Serie A TIM: la sintesi di Benevento-Milan: inizio in salita per i rossoneri che con i giallo-rossi soffrono ed entrano nella storia (dei campani).

Partita di transizione per il Milan che contro il Benevento gioca con l’undici di Montella e le idee di Gattuso. Bocciata l’ipotesi doppio regista, (ri)promosso Nikola Kalinic che stavolta ripaga con il gol. Nonostante la prestazione non brillante i rossoneri avrebbero portato a casa la vittoria se non fosse salito in cattedra Brignoli, il portiere del Benevento che al 94′ di testa batte Donnarumma.

Inizio di partita al di sotto delle aspettative per il nuovo Milan di Gennaro Gattuso che mette in campo tanta intensità ma poche idee. I padroni di casa provano a pungere e si presentano con continuità dalle parti dell’area di rigore rossonera. All’11’ l’azione chiave con l’occasione che cambia volto alla gara: su errore di Letizia Nikola Kalinic sfiora l’uno a zero. La palla gol  regala un’iniezione di fiducia al Milan che si insedia stabilmente nella trequarti campo avversaria. Al 39′ Kessiè scodella un pallone in mezzo all’area di rigore e trova Bonaventura che batte Brignoli con un colpo di testa in tuffo.

Benevento-Milan, secondo tempo: la dura legge del gol

A inizio ripresa doccia gelata per il Milan che al 7′ viene raggiunto dal Benevento che trova il gol dell’1-1 con una magia di Letizia che di collo destro calcia al volo dal limite dell’area e batte Donnarumma.

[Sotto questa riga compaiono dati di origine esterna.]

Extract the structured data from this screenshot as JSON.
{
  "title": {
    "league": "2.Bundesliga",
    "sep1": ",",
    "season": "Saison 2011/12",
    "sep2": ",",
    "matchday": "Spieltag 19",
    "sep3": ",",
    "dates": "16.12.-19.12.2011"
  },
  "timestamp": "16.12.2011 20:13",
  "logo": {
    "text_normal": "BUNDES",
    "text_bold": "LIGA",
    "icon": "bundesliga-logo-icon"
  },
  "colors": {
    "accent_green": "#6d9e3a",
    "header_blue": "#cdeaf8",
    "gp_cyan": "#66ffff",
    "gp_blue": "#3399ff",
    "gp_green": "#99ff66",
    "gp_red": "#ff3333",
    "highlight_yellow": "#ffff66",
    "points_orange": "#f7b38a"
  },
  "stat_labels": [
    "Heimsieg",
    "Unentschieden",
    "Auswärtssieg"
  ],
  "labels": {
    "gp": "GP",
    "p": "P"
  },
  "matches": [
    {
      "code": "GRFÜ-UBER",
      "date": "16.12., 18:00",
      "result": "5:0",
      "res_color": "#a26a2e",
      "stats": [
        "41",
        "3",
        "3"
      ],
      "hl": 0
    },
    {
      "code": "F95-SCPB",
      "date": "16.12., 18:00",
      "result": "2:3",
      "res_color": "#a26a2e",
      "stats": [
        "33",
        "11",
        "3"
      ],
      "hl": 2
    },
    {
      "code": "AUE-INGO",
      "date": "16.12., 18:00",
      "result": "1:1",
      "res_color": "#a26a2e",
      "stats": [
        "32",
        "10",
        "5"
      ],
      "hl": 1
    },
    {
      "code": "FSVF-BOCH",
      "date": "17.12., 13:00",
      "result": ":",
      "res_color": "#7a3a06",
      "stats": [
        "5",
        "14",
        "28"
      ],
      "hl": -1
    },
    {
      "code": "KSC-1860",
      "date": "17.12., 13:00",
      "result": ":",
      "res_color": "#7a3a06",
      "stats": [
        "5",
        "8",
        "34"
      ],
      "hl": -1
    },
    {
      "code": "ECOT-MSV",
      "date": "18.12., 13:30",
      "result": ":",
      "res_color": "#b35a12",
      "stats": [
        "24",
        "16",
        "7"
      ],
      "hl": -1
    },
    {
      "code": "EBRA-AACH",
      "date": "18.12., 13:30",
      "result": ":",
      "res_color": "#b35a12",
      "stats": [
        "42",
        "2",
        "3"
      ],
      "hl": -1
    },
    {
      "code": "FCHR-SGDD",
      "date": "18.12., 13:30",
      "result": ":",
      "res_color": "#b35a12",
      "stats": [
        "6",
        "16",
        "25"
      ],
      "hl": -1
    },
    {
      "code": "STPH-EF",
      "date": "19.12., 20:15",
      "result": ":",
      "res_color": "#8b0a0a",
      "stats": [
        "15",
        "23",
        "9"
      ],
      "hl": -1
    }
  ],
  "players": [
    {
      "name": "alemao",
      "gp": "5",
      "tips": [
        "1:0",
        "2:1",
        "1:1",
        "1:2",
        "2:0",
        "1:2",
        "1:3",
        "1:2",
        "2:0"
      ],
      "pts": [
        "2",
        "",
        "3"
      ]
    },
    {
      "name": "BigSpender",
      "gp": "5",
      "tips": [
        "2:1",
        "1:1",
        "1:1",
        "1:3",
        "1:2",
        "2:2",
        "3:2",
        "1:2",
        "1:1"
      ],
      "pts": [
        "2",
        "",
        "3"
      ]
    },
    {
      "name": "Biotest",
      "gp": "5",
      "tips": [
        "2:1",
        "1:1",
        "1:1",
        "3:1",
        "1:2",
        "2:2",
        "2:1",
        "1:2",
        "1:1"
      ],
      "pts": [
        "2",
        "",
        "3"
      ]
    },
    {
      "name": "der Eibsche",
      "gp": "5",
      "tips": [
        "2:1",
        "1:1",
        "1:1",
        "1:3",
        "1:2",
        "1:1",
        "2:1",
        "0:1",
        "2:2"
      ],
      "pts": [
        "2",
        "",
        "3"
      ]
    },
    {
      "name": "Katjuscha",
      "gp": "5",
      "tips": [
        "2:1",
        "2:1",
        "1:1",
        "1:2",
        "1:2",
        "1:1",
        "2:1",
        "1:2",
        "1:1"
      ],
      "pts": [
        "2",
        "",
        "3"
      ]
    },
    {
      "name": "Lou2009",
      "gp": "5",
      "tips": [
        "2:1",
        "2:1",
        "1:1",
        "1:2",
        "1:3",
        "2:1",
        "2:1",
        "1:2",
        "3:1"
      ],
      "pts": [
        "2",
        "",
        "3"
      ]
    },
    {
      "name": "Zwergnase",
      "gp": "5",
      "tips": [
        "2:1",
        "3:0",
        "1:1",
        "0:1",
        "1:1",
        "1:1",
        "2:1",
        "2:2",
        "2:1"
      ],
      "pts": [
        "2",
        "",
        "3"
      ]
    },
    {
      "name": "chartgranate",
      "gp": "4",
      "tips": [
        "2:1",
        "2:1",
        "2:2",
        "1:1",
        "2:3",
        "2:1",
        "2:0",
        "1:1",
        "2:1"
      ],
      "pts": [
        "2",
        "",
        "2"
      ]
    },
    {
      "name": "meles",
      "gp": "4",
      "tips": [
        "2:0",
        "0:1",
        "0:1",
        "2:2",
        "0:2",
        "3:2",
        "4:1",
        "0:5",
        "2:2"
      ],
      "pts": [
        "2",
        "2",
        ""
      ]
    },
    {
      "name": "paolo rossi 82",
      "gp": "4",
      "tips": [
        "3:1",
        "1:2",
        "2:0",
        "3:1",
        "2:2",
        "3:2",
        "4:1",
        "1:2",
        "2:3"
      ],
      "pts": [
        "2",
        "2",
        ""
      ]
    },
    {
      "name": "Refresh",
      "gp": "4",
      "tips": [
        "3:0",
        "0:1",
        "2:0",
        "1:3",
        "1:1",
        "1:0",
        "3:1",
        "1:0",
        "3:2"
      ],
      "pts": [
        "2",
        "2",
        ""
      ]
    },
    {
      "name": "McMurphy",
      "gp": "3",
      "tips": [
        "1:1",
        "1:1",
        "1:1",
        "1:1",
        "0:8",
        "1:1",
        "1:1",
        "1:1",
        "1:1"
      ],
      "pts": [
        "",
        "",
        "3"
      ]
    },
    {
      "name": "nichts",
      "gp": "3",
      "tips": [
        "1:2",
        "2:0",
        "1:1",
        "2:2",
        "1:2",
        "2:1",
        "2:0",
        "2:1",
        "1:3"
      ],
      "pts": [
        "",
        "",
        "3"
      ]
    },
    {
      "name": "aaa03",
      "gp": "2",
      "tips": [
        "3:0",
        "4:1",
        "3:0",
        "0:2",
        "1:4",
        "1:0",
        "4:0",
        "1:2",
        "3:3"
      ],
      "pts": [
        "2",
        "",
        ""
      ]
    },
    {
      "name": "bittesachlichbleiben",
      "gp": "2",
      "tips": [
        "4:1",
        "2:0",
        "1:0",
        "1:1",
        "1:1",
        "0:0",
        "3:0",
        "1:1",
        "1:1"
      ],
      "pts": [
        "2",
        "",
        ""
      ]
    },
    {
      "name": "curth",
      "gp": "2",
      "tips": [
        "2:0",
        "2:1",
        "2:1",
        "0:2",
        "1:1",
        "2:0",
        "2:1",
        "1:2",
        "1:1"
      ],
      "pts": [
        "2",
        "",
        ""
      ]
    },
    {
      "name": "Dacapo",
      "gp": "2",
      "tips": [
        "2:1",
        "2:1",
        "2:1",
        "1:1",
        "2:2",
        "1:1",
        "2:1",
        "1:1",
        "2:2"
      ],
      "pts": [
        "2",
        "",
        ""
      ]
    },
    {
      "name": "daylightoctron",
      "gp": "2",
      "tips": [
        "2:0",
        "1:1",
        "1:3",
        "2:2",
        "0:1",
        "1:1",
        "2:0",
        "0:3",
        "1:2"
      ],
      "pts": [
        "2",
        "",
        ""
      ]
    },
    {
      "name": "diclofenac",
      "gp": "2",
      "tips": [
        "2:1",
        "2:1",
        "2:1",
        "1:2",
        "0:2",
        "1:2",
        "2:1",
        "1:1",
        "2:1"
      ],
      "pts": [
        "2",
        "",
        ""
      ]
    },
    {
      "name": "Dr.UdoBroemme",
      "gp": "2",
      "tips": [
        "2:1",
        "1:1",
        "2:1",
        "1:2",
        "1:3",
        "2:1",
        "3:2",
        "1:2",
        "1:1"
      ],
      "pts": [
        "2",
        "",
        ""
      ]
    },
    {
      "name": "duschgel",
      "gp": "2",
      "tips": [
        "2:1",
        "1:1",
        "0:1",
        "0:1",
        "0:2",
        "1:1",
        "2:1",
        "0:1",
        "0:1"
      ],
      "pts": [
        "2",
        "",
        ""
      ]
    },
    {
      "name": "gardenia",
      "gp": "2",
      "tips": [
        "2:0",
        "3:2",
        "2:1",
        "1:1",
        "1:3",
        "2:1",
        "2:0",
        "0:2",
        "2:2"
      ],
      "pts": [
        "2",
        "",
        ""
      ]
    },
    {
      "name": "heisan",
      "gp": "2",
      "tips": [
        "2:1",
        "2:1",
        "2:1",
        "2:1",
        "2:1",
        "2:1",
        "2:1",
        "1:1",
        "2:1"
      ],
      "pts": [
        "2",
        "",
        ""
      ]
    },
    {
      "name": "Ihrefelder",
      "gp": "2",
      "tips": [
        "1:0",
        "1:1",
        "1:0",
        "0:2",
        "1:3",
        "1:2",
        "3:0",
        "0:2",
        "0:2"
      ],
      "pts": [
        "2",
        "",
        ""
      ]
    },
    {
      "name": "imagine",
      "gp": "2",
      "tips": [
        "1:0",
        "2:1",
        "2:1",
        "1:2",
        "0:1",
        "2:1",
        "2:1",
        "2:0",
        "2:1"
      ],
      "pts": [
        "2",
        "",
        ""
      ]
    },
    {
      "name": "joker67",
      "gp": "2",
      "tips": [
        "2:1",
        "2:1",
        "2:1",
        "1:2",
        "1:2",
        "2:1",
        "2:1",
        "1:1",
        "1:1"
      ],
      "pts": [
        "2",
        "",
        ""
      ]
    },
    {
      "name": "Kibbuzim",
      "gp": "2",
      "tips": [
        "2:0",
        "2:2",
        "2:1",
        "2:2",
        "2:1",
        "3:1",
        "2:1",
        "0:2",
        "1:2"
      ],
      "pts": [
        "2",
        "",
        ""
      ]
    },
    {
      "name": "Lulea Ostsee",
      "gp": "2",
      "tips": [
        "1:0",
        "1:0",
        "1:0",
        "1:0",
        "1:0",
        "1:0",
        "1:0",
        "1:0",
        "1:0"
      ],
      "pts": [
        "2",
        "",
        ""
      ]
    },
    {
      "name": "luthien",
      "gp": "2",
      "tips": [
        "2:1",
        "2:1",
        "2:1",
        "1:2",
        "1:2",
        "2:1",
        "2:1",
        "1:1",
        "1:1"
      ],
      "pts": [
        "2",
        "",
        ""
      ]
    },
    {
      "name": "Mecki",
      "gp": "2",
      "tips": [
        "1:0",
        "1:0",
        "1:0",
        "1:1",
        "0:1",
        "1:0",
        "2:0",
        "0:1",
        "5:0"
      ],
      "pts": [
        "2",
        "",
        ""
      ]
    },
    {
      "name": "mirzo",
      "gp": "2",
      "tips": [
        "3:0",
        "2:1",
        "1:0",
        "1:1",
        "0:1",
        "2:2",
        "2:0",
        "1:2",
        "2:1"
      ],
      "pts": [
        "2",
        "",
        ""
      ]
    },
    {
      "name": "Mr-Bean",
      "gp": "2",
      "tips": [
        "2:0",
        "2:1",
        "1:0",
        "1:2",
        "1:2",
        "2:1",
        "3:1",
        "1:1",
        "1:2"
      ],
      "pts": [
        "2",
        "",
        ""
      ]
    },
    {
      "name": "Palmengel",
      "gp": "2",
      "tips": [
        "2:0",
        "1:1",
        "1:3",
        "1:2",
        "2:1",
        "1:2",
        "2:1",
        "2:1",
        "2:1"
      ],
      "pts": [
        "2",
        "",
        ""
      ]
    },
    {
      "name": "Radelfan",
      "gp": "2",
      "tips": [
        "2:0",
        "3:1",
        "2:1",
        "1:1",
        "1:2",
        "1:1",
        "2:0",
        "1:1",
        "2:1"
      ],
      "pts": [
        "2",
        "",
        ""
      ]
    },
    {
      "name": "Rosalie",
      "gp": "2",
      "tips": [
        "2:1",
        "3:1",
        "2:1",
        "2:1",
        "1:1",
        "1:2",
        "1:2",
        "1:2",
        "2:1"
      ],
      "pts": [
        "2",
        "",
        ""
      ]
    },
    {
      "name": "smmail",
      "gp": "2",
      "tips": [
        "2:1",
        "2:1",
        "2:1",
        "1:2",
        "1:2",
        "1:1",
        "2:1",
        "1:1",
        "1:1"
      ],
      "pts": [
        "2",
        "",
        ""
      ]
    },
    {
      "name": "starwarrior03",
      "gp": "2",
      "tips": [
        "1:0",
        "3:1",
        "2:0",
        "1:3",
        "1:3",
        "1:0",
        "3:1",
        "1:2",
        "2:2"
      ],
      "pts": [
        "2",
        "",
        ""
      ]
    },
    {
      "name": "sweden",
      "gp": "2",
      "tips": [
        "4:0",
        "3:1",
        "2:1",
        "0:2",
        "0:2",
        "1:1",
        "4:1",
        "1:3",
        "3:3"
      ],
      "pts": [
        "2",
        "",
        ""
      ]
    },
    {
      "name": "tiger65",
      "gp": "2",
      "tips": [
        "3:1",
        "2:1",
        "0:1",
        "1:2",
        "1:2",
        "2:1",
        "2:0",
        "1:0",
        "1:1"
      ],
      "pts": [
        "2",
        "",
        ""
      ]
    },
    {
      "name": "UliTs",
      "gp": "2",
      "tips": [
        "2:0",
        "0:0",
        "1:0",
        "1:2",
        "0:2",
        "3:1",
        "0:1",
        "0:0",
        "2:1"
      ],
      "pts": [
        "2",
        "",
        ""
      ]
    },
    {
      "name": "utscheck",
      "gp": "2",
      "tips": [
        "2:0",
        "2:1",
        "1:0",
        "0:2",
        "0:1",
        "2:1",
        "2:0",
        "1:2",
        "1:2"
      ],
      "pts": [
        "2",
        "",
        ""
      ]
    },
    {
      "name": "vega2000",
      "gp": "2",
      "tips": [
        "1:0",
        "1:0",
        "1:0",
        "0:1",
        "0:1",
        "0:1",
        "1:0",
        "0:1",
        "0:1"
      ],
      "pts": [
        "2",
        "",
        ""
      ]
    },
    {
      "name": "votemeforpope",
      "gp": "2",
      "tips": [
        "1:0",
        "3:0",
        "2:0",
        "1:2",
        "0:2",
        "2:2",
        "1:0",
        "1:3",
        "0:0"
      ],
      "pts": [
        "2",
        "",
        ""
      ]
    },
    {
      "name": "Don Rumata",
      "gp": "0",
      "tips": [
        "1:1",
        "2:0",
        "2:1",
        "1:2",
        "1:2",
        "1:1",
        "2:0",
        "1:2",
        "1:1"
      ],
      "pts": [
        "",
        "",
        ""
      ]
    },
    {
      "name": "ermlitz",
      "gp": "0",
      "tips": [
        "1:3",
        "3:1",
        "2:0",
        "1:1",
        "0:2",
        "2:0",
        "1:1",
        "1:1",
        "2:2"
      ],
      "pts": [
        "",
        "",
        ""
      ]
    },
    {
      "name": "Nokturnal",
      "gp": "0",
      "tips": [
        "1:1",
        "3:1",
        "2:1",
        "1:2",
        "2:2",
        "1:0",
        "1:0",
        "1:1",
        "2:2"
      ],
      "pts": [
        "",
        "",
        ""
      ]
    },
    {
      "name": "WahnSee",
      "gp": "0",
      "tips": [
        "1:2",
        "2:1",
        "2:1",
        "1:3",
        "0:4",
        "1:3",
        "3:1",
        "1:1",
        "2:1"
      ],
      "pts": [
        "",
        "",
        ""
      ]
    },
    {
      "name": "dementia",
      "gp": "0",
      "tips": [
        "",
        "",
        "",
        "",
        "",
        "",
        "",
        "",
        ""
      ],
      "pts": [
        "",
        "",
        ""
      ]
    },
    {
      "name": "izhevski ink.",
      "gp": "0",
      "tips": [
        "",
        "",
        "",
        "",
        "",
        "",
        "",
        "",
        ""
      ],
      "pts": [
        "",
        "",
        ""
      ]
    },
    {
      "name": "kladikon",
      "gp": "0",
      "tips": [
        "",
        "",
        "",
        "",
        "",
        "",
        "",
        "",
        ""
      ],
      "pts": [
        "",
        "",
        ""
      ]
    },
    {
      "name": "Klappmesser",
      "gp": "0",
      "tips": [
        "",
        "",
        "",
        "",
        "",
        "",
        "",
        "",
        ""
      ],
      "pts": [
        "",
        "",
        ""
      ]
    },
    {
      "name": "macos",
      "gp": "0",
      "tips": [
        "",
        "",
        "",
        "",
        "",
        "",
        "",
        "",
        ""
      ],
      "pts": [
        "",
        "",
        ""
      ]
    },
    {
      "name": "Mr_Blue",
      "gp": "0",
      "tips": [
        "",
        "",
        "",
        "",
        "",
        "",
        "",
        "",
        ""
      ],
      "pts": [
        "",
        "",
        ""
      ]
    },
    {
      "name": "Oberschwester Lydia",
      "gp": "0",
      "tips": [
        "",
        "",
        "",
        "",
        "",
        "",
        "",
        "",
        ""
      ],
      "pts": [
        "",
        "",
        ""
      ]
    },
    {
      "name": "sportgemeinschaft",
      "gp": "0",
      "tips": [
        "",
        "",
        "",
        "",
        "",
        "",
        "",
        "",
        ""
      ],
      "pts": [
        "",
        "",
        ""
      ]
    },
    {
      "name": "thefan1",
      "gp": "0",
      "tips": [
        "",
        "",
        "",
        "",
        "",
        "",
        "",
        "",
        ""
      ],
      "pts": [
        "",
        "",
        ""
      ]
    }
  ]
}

Il gol illude i padroni di casa che alzano il proprio baricentro alla ricerca della vittoria ma incassano al 12′ il raddoppio del Milan che trova il nuovo vantaggio con il discusso Nikola Kalinic che di testa dal limite dell’area piccola batte di testa il portiere. Il gol del vantaggio non abbatte però i campani che provano a pungere in contropiede approfittando dell’entusiasmo dei rossoneri, intenzionati a stravincere. Convinto di non poter perdere la partita, il Milan prova anche fare e dare spettacolo ma al 24′ regala al Benevento il gol del 2-2 neutralizzata da Donnarumma.

Alla mezz’ora  si riaccende la partita con l’espulsione di Romagnoli che regala al Benevento la superiorità numerica negli ultimi quattordici minuti di gara. Gattuso corre ai ripari lanciando la giacca e ridisegnando la squadra con il 4-4-1 attento ma non rinunciatario. La partita scorre senza emozioni fino a trenta secondi dal termine del recupero quando portier Brignoli sale in area di rigore del Milan per un calcio d’angolo che lui stesso trasforma in ora: colpo di testa in tuffo e primo punto storico per il Benevento.

Benevento-Milan, il tabellino

Benevento-Milan 2-2

MARCATORI: pt 38′ Bonaventura, st 5′ Puscas, 12′ Kalinic, 50′ Brignoli

Benevento (4-3-3): Brignoli; Letizia, Djimsiti, Costa, Di Chiara (35′ st Gyamfi); Chibsah, Cataldi, Memushaj (35′ st Coda); D’Alessandro, Puscas, Parigini (23′ st Brignola). A disposizione: Belec, Del Pinto, Viola, Venuti, Kanoute, Lombardi, Antei, Gravillon. Allenatore: Roberto De Zerbi

Milan (3-4-2-1): G. Donnarumma; Musacchio, Bonucci, Romagnoli; Borini (15′ st Abate), Montolivo (28′ st Biglia), Kessié, Rodriguez; Suso (42′ st Zapata), Bonaventura; Kalinic. A disposizione: A. Donnarumma, Storari, Calabria, André Silva, Gomez, Paletta, Antonelli, Locatelli, Cutrone. Allenatore: Gennaro Gattuso

ARBITRO: Maurizio Mariani di Aprilia

NOTE. Ammoniti: Cataldi, Di Chiara, Rodriguez, Kessié, Abate, D’Alessandro; Espulsioni: Romagnoli per doppia ammonizione.